Судно «Пандора», которое приобрел Брусилов, было парусно-моторной шхуной, построенной английским Адмиралтейством в 1867 году. Оно было в прекрасном состоянии, требовалось только дооборудовать его для зверобойного промысла. В честь своей тетушки и в благодарность за ее участие Георгий Львович дал ему имя «Святая Анна».
Между тем из-за спешки, а также из-за отсутствия опыта в делах такого рода, были упущены из виду многие об стоятельства. Большая ошибка участников этого предприятия заключалась в том, что они не смогли рассчитать необходимые расходы и сопоставить их с имеющимися возможностями. Так, «затруднение в деньгах» вынудило ограничиться приобретением одной шхуны, вместо двух, запланированных ранее. Потратив имевшуюся определенную сумму на ее покупку и оборудование, Борис Алексеевич, финансировавший экспедицию, оказался перед необходимостью дожидаться поступления средств из других источников, например, от доходов с имения, которые он мог получать постепенно и нерегулярно. Но от того, вовремя ли поступают деньги, зависели организация и успех всего дела, и постоянные задержки очень тяготили Брусилова.
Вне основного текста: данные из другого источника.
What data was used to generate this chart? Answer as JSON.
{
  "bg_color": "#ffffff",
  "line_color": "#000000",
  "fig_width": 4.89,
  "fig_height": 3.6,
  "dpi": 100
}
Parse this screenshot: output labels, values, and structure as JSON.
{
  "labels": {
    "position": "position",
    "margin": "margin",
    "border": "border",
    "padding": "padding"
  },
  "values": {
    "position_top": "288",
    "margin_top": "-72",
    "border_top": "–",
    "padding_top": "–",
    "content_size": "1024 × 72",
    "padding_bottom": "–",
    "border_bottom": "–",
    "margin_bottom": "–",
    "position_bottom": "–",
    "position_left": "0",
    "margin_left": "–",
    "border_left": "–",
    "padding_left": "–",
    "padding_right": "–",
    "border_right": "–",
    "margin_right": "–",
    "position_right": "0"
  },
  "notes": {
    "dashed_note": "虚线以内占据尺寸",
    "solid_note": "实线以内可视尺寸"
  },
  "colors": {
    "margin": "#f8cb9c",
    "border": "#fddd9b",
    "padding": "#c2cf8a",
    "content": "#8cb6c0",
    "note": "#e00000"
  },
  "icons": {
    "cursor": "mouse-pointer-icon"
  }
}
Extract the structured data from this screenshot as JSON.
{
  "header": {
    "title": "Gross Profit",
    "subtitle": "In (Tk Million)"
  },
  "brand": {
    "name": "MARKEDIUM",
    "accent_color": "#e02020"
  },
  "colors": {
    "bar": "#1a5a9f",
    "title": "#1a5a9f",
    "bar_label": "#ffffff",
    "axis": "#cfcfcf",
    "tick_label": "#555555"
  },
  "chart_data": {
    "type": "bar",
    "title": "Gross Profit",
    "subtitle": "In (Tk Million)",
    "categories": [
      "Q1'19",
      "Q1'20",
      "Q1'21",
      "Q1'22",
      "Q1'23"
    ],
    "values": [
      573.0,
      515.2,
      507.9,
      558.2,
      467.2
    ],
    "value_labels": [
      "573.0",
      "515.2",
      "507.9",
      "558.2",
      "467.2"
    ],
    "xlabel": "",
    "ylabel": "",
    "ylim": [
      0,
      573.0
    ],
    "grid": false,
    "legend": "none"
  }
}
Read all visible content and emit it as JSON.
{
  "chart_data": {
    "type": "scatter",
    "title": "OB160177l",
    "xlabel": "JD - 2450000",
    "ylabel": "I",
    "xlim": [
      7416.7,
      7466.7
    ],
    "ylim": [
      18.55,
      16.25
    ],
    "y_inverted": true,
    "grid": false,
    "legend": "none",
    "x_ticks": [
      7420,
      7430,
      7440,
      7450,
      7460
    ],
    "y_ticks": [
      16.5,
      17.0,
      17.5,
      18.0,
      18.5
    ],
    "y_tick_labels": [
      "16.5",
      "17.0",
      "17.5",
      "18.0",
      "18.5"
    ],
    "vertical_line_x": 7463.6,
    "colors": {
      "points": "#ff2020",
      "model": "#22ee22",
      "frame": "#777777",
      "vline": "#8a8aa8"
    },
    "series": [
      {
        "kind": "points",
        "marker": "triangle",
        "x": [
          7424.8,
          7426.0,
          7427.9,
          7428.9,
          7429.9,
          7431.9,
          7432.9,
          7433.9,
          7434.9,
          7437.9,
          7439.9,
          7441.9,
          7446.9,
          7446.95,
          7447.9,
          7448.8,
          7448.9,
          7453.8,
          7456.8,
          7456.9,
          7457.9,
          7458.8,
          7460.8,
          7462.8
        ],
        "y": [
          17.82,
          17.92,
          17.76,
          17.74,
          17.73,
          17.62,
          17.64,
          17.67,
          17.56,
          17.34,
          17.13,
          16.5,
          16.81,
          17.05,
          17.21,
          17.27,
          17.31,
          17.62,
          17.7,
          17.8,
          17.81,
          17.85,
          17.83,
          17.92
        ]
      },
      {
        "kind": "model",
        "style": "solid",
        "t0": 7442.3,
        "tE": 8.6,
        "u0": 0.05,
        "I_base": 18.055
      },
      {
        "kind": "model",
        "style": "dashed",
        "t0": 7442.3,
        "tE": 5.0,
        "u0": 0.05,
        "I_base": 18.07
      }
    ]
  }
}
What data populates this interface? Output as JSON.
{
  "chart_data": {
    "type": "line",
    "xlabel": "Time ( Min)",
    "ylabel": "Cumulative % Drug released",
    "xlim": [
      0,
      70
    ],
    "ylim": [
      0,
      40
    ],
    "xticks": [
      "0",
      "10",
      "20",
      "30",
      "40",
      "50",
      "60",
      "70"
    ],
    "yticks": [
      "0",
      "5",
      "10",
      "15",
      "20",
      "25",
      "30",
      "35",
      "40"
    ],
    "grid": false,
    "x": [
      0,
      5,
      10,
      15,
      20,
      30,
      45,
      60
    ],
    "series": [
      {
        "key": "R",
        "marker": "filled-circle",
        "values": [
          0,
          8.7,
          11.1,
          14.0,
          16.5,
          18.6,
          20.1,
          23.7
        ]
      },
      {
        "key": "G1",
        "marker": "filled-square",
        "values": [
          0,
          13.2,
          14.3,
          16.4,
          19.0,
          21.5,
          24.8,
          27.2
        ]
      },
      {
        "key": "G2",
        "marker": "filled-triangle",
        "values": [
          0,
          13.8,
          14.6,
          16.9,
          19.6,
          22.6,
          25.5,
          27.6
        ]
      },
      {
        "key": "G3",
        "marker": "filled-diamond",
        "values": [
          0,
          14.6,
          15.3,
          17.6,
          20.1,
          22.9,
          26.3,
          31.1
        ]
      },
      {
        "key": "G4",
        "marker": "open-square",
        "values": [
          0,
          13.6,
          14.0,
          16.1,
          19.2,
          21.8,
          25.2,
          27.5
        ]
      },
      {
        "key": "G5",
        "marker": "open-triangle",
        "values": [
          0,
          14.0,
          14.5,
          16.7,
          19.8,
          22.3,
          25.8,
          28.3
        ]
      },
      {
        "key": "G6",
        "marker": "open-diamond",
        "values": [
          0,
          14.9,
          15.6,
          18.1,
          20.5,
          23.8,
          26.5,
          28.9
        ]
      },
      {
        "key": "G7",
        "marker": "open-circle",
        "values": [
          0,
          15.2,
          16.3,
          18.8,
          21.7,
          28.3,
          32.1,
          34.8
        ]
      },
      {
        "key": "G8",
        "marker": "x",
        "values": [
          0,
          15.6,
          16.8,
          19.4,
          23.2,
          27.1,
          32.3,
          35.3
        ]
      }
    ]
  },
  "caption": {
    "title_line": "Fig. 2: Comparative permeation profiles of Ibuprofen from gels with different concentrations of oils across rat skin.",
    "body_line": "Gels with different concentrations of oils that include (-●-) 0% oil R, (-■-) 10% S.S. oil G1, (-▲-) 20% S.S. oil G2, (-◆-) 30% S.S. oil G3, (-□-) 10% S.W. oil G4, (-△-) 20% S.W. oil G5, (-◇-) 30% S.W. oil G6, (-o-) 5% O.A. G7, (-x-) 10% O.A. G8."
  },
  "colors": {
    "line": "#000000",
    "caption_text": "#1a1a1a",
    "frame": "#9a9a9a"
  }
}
У Бориса Алексеевича были записаны все его расходы, связанные с экспедицией: «февраль — Юре на дорогу 1160 руб; послано в Лондон 300 руб; покупка Пандоры 20000 руб; Андрееву 500 руб.» Затем в маеиюне и июле «Юре в Лондон» еще 33 440 рублей. В августе он перевел в Трондхейм 4000 рублей для подготовки к «китобойному и зверобойному делу», и 5380 рублей — в Александровск. Записаны и другие траты, в том числе «в разное время 20 000 рублей». «Всего 89 396 рублей» [20].
Была еще одна проблема. Отправляясь в Лондон покупать судно, Брусилов не взял у Анны Николаевны доверенности и оформил покупку на свое имя, что очень ей не понравилось и дало повод закрепить деловые отношения с племянником в письменной форме. Непосредственно перед началом экспедиции в июле 1912 года между сторонами был заключен Контракт, довольно жесткий по отношению к Георгию Львовичу. Анна Николаевна фактически нанимала его для того, чтобы он занялся промыслом и торговлей, ограничив при этом рядом условий [21].
Договаривающиеся стороны представляли: «поверенный жены своей Анны Николаевны Брусиловой действительный Статский Советник Борис Алексеевич Брусилов с одной стороны, а с другой лейтенант флота Георгий Львович Брусилов» .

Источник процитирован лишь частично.